Kara Walker’s art disturbs me. The first time I experienced her work, I was in Arcana Books in Culver City and I found a catalog from one of her cut out shows (I think it was at the Walker Art Center). I was drawn by the nostalgic look of the cutouts which on some cellular level tapped into fond memories. Then I looked deeper…
With every turn of the page the themes grew more disturbing transporting me to a dark place in our history that we don’t like to visit. On numerous occasions during visits to MOCA L.A. I’ve been drawn to the above sketch by the artist and each time I view it I see something new. The title in itself is fascinating.
“Art should disturb the comfortable and comfort the disturbed.” ~Cesar A Cruz
This piece shook me out of my comfort level. I value Walker’s ability to force a deeper conversation and to confront extremely uncomfortable themes of race, sexuality, power, bias and violence in the context of our past while also reflecting the realities of our present.
Kara Walker’s work came to mind when I heard the confounding news today about the Oklahoma legislature voting to ban AP History over some notion that the new curriculum teaches students what’s “bad” about America.
I found this quote by Walker on MOCA’s website, and I think it crystallizes this desire to compartmentalize our history and reframe it in the most positive light. We want the whimsical, crafty cutouts, but don’t want to peel back those layers to get to the real story.

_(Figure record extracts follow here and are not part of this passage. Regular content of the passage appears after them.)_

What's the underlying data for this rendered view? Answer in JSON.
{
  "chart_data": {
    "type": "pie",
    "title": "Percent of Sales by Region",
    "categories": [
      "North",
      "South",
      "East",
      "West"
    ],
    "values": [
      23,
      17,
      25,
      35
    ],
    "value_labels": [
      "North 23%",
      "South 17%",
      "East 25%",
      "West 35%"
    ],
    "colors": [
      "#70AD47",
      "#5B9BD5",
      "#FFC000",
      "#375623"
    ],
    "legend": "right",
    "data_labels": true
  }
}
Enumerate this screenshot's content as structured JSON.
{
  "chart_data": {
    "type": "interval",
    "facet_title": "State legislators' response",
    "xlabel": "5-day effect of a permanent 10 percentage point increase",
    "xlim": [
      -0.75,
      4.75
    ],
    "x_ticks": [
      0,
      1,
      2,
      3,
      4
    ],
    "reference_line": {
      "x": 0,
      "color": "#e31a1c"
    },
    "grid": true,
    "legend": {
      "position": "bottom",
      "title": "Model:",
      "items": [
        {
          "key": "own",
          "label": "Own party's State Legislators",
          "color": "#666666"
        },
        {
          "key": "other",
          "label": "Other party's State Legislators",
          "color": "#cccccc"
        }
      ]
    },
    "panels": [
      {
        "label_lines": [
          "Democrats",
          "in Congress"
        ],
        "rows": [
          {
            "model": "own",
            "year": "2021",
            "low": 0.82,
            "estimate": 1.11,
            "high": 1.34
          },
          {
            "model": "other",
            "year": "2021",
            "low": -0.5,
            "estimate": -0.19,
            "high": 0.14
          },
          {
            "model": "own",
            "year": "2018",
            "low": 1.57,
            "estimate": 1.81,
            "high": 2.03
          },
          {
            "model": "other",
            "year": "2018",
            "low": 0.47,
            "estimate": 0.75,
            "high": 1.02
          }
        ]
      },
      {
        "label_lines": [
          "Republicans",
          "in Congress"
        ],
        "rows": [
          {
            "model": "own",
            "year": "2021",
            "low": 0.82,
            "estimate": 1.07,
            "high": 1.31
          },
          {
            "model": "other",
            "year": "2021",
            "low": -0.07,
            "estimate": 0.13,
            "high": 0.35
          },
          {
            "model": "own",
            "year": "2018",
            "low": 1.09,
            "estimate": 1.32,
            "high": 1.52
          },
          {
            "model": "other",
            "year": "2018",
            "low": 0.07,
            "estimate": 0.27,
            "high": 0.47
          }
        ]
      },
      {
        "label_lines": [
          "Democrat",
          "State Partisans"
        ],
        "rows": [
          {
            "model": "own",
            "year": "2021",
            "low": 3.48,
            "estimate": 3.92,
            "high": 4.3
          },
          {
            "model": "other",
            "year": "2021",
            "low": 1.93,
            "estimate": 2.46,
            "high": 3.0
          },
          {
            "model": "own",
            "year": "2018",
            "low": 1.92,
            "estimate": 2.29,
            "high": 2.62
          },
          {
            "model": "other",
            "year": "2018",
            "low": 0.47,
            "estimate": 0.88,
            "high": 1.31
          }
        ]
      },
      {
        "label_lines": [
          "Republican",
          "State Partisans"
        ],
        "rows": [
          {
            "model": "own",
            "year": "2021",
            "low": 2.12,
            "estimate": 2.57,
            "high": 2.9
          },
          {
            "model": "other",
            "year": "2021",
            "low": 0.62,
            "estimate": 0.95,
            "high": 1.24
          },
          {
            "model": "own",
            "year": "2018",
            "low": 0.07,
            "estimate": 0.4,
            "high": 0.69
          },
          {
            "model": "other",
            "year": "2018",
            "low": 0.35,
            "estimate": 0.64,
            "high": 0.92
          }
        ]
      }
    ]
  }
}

I don’t know how much I believe in redemptive stories, even though people want them and strive for them. They’re satisfied with stories of triumph over evil, but then triumph is a dead-end. Triumph never sits still. Life goes on. People forget and make mistakes. Heroes are not completely pure, and villains aren’t purely evil. I’m interested in the continuity of conflict, the creation of racist narratives, or nationalist narratives, or whatever narratives people use to construct a group identity and to keep themselves whole—such activity has a darker side to it, since it allows people to lash out at whoever’s not in the group. That’s a contact thread that flummoxes me.”